Comme Niall Ó Dochartaigh l’a fait valoir de manière convaincante dans son travail sur cet épisode, il n’est pas réaliste de suggérer qu’ Ó Brádaigh et ses camarades ont simplement été dupés par des fonctionnaires du gouvernement britannique. C’est devenu un argument crucial pour les jeunes Provos du Nord qui les ont remplacés après la rupture de la trêve, mais ça ne nous aide pas à comprendre ce qui se passait à l’époque. Ce n’est pas que la vieille garde pensait avoir remporté une victoire militaire à la fin de 1974. La trêve était un pari calculé. Ó Brádaigh espérait que le gouvernement britannique se lasserait de la situation inextricable dans le Nord et opterait pour le retrait, autant à cause de l’intransigeance des Unionistes — la véritable cause de l’échec de Sunningdale — qu’à cause de ce que faisaient les Provisionals. Le message que les fonctionnaires britanniques ont transmis aux dirigeants Provos, en parlant de « structures de désengagement » ou de « structures de retrait », était ambigu : il pouvait faire référence à l’idée d’une Irlande du Nord indépendante, à laquelle Harold Wilson avait pensé.
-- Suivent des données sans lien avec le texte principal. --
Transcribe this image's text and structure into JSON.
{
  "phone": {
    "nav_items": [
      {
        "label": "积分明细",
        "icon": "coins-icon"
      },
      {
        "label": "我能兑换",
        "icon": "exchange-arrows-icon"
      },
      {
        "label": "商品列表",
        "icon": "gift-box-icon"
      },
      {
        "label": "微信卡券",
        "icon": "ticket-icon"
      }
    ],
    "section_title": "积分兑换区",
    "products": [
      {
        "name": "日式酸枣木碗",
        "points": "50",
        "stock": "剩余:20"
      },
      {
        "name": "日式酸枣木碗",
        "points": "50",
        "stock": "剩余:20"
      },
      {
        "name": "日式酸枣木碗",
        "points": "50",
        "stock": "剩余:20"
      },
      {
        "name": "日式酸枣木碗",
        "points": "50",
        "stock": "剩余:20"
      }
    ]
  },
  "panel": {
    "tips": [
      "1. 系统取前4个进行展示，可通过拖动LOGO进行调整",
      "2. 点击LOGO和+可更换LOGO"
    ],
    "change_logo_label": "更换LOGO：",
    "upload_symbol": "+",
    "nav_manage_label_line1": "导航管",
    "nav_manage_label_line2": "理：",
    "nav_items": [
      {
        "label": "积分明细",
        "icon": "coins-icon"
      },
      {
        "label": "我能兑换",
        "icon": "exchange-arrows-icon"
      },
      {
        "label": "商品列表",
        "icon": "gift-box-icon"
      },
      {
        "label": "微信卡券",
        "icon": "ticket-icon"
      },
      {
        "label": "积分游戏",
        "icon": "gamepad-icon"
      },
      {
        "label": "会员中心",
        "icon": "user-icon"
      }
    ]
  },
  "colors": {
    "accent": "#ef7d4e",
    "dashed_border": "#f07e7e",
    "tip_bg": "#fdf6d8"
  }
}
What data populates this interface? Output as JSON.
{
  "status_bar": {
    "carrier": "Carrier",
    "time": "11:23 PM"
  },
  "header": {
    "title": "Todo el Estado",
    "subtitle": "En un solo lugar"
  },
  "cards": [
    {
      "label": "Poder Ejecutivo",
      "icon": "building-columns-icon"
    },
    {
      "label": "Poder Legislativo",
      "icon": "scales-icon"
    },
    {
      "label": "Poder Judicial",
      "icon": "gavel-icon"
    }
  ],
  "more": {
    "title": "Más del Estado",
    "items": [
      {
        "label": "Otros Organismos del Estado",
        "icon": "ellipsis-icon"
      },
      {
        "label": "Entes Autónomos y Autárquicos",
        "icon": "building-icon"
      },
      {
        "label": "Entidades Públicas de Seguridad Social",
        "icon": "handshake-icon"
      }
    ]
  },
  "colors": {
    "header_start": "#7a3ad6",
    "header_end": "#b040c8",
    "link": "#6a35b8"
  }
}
Garret Fitzgerald était très inquiet des intentions de Wilson et a demandé à Henry Kissinger de le presser à ce sujet. Il n’était donc pas absurde pour Ó Brádaigh de penser la même chose.
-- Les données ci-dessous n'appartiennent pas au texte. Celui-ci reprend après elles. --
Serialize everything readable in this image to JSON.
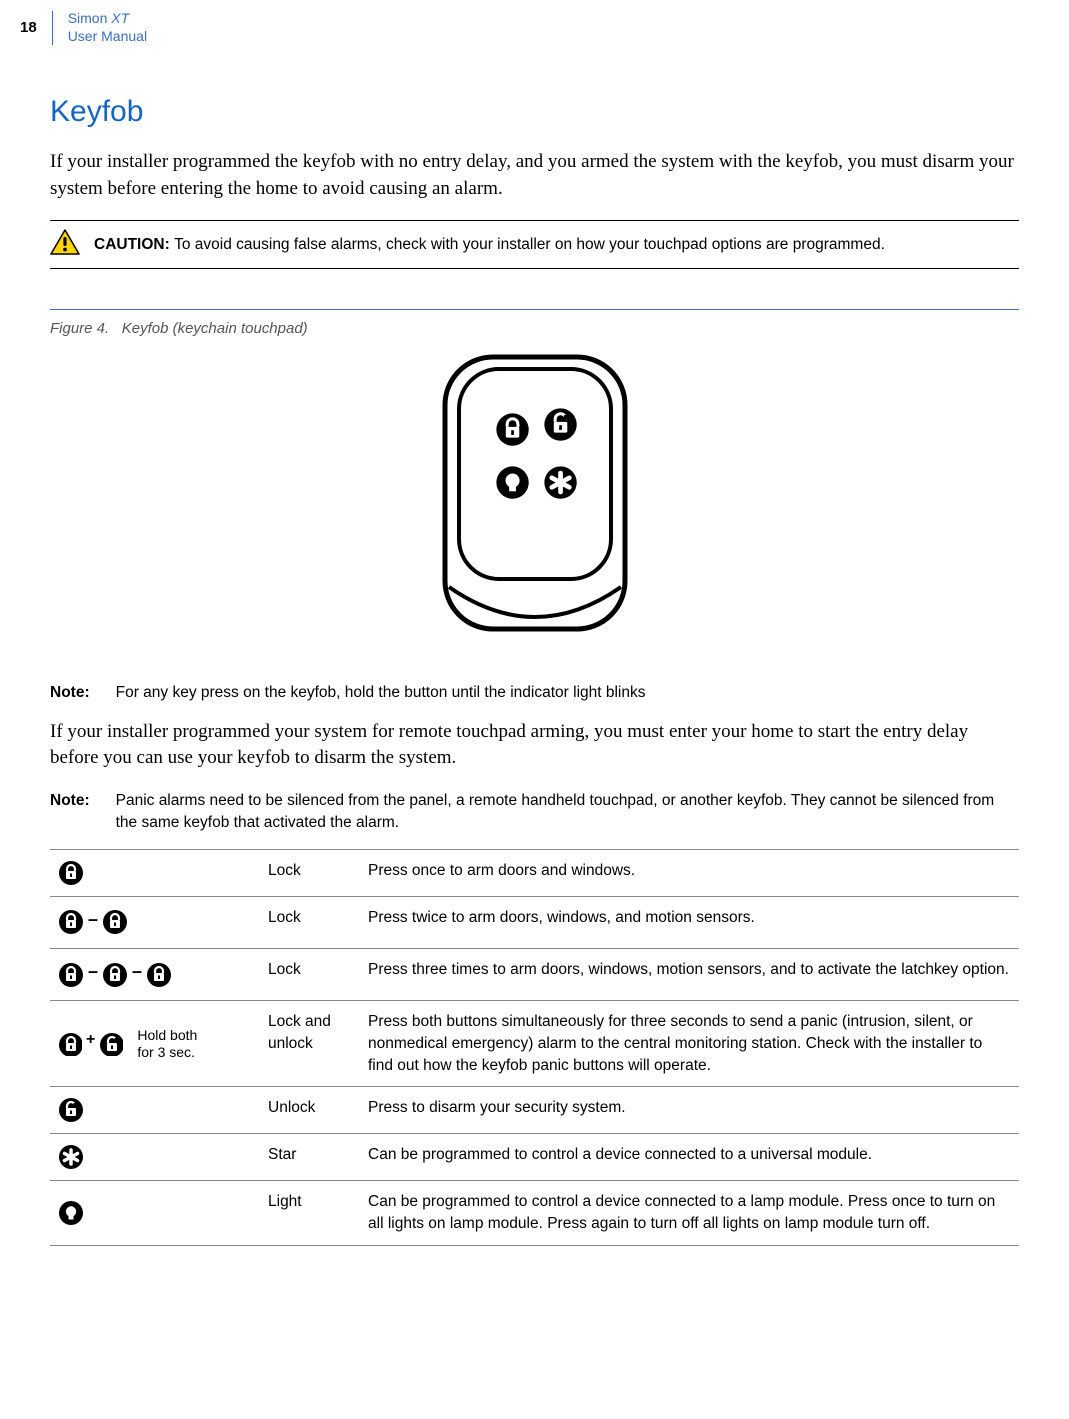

Pouvaient-ils résoudre la quadrature du cercle entre les appels unionistes à une Irlande du Nord indépendante — formulés par Vanguard et certains paramilitaires loyalistes, par exemple — et le projet Eire Nua [« Nouvelle Irlande » en gaélique, ndlr] d’une Irlande fédérale avec un parlement d’Ulster [une des quatre province historique qui recoupe le territoire de l’Irlande du Nord, ndlr] à neuf comtés ? Ó Brádaigh l’espérait et il a essayé de tendre la main aux unionistes, en public comme en privé. Mais en fin de compte, ces initiatives n’ont abouti à rien, et l’année de la trêve voit également les Provos s’engager dans une sordide violence sectaire, culminant avec le massacre de Kingsmill puis leur tentative ratée d’anéantir l’IRA officielle10. Lorsqu’ils reprennent la guerre au début de 1976, c’est à un moment d’extrême faiblesse. Lorsque Gerry Adams et ses alliés ont progressivement pris le contrôle du mouvement, ils ont élaboré une nouvelle stratégie pour remplacer celle qui avait clairement fait son temps. J’aborderai plus tard les aspects politiques de cette stratégie : ici, il est important de souligner son côté militaire. Le nouveau modèle de l’IRA de la fin des années 1970 était allégé, avec un nombre de membres actifs beaucoup plus faible qu’auparavant. Elle n’avait pas besoin d’un grand nombre de personnes impliquées, en tant que membres ou en tant que sympathisantes. Les attaques individuelles contre les forces de sécurité pouvaient être menées par de petits groupes de l’IRA, ou même par une seule personne — un tireur d’élite ou un poseur de bombe.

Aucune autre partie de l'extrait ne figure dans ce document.